Il nous reste 2h avant le DJ set de Jennifer Cardini, connue pour son univers new wave avant-gardiste mêlé de rock indie. Nous repartons pour un second tour de stand et de se concentrer sur les finitions des tatoueurs sur leurs tatoués. Nos yeux se rivent sur les détails et les manipulations méticuleuses des artistes.
Le stand le plus surprenant de cet art ancestral est celui de la Malaisie avec Ernesto Kalum et Robinson Unau de Borneo Headhunters Tattoo. Ces magiciens d’encre, manient leurs marteaux et aiguilles avec dextérité, concentration, sagesse et philosophie.

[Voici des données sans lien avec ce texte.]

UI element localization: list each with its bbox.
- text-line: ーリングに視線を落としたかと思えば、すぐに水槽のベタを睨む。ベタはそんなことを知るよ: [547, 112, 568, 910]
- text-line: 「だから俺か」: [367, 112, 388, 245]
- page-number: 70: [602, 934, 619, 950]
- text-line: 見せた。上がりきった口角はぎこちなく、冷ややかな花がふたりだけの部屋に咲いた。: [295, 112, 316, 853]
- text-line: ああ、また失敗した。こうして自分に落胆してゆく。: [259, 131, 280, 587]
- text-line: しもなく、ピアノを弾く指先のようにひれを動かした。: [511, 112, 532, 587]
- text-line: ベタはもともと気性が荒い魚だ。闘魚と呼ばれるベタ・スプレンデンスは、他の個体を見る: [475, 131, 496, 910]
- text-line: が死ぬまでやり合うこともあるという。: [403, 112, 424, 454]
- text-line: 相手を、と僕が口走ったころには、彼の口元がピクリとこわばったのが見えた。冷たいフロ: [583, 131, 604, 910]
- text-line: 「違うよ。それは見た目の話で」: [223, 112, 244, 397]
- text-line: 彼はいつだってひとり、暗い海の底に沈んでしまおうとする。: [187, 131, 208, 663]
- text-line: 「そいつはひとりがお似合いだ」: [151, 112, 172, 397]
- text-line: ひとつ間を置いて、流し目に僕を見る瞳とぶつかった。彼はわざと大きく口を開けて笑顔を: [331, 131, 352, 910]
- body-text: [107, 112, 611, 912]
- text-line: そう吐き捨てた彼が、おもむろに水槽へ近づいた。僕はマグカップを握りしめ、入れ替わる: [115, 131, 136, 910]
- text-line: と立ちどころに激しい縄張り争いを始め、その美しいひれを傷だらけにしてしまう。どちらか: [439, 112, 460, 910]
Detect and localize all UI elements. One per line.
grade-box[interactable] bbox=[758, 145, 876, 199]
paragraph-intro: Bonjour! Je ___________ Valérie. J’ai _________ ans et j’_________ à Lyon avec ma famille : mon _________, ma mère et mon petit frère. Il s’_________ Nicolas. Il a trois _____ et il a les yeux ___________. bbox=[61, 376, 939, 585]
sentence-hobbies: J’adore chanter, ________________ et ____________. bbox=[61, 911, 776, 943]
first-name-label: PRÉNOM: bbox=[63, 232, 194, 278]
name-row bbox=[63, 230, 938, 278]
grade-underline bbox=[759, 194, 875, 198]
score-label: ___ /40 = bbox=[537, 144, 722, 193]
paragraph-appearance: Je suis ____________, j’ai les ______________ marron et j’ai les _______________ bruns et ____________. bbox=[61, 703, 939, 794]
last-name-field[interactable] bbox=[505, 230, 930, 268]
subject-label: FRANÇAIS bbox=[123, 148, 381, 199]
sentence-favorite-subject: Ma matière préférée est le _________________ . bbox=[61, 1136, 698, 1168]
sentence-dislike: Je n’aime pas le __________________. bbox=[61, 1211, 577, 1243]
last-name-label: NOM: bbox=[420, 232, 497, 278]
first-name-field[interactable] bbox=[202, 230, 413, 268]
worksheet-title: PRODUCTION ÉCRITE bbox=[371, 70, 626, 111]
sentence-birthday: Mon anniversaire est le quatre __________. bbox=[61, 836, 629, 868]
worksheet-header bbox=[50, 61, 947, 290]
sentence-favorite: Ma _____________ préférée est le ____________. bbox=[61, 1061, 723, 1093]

21h15, JENNIFER CARDINI est en marche avec une musique et des sons hypnotiques, ce qui attisent la curiosité des loups et les ramènent devant la scène. Sachez que Madame Cardini se voudra imperturbable. Son premier morceau mélange des voix sourdes et des sons très aigus. L’atelier du lâcher prise est prêt à distiller les corps et les âmes bien fatigués. Les beats sourds font références à Austra et Kraftwerk. Les montées de plus en plus intenses, percent la nuit pour balancer un kick gorgé de transe. La mélomane s’affaire à ses platines pour imbiber cette foule dans les flots d’encre tumultueux. Elle maîtrise à la perfection le genre électronique underground et offre un set de quatre heures pour enivrer les mordus de cette communion mondiale. Ses rythmes sont exotiques et la ligne de basse lourde, décolle nos cages thoraciques. Elle se fait guide d’un voyage au cœur d’un Pérou psychédélique. L’audience quitte définitivement les stands pour rejoindre les vibrations made In Cardini. Dans ses essences tribales, Depeche Mode y fait une brève apparition dans une subtilité déconcertante.
La nuit s’annonce chamanique et planante. Que vos rêves soient mouvants et encrés de couleurs, car il reste encore une troisième et dernière journée à passer au Mondial Du Tatouage.